Publié le 20 octobre 2025 15:06:00. Longtemps considéré comme trop sombre ou complexe pour la scène, le changement climatique s’invite de plus en plus dans les productions théâtrales et télévisuelles, témoignant d’un intérêt croissant du public pour ce…

La crise climatique est-elle trop grave pour travailler sur scène ? Le vin mousseux et les méchants pourraient aider | théâtre américain

Publié le 20 octobre 2025 15:06:00. Longtemps considéré comme trop sombre ou complexe pour la scène, le changement climatique s’invite de plus en plus dans les productions théâtrales et télévisuelles, témoignant d’un intérêt croissant du public pour ce sujet crucial.
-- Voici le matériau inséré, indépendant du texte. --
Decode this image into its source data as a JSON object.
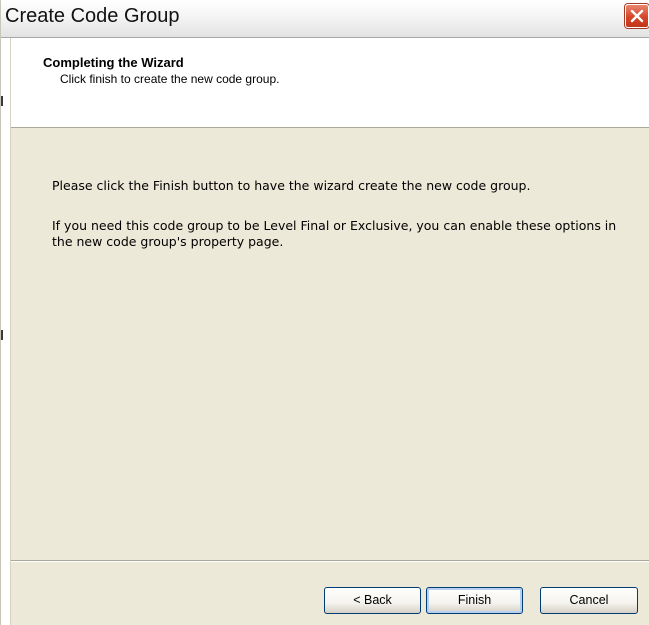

  • La pièce Weather Girl, qui aborde le dérèglement climatique en Californie à travers le regard d’une météorologue, a rencontré un succès critique à New York et pourrait être adaptée en série Netflix.
  • La pièce Kyoto, qui retrace les négociations internationales sur le climat, a été saluée au Royaume-Uni et sera bientôt présentée à New York.
  • Netflix a diffusé la mini-série Des familles comme la nôtre, qui explore les conséquences de l’élévation du niveau de la mer au Danemark.

Pendant longtemps, le sujet du changement climatique a été perçu comme un tabou dans le monde du divertissement. Trop angoissant, trop complexe, ou tout simplement trop ennuyeux, il était rarement abordé sur scène ou à l’écran. Les rares tentatives se soldaient souvent par des œuvres didactiques et moralisatrices, ou des productions à gros budget manquant de subtilité. Mais cette tendance semble en train de changer, comme en témoigne une récente vague de créations artistiques explorant les multiples facettes de cette crise planétaire.
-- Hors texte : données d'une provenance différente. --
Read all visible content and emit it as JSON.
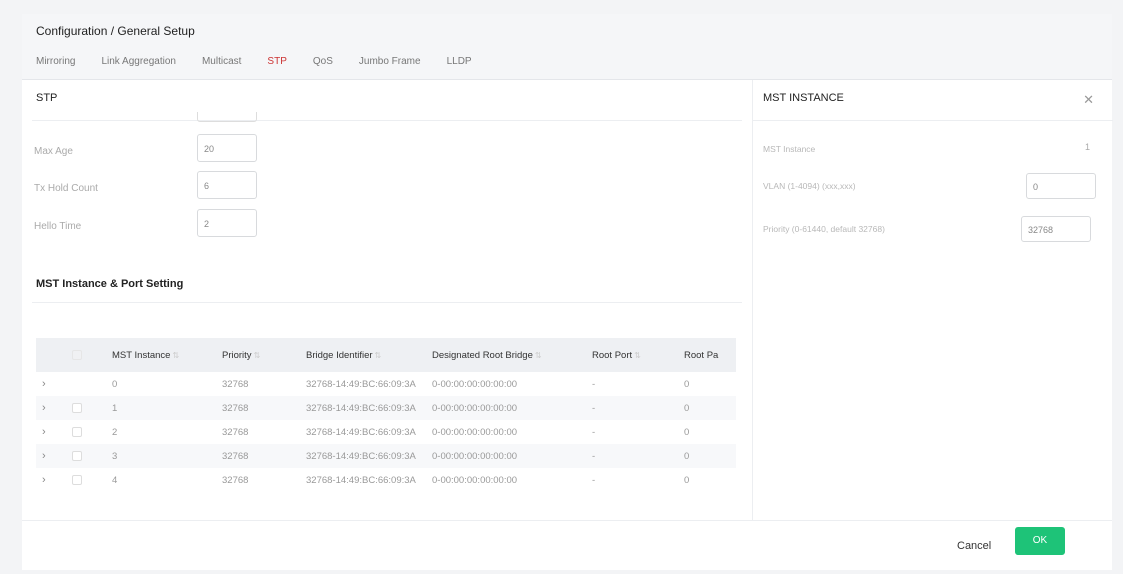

Weather Girl, une pièce solo interprétée par Julia McDermott, a particulièrement marqué les esprits. Elle suit Stacey, une météorologue californienne confrontée à un dilemme : continuer à minimiser les risques climatiques pour satisfaire ses employeurs, ou alerter le public sur la gravité de la situation. La pièce a été acclamée par la critique à New York et pourrait bientôt être adaptée en série par Netflix. Netflix envisage en effet une adaptation télévisée.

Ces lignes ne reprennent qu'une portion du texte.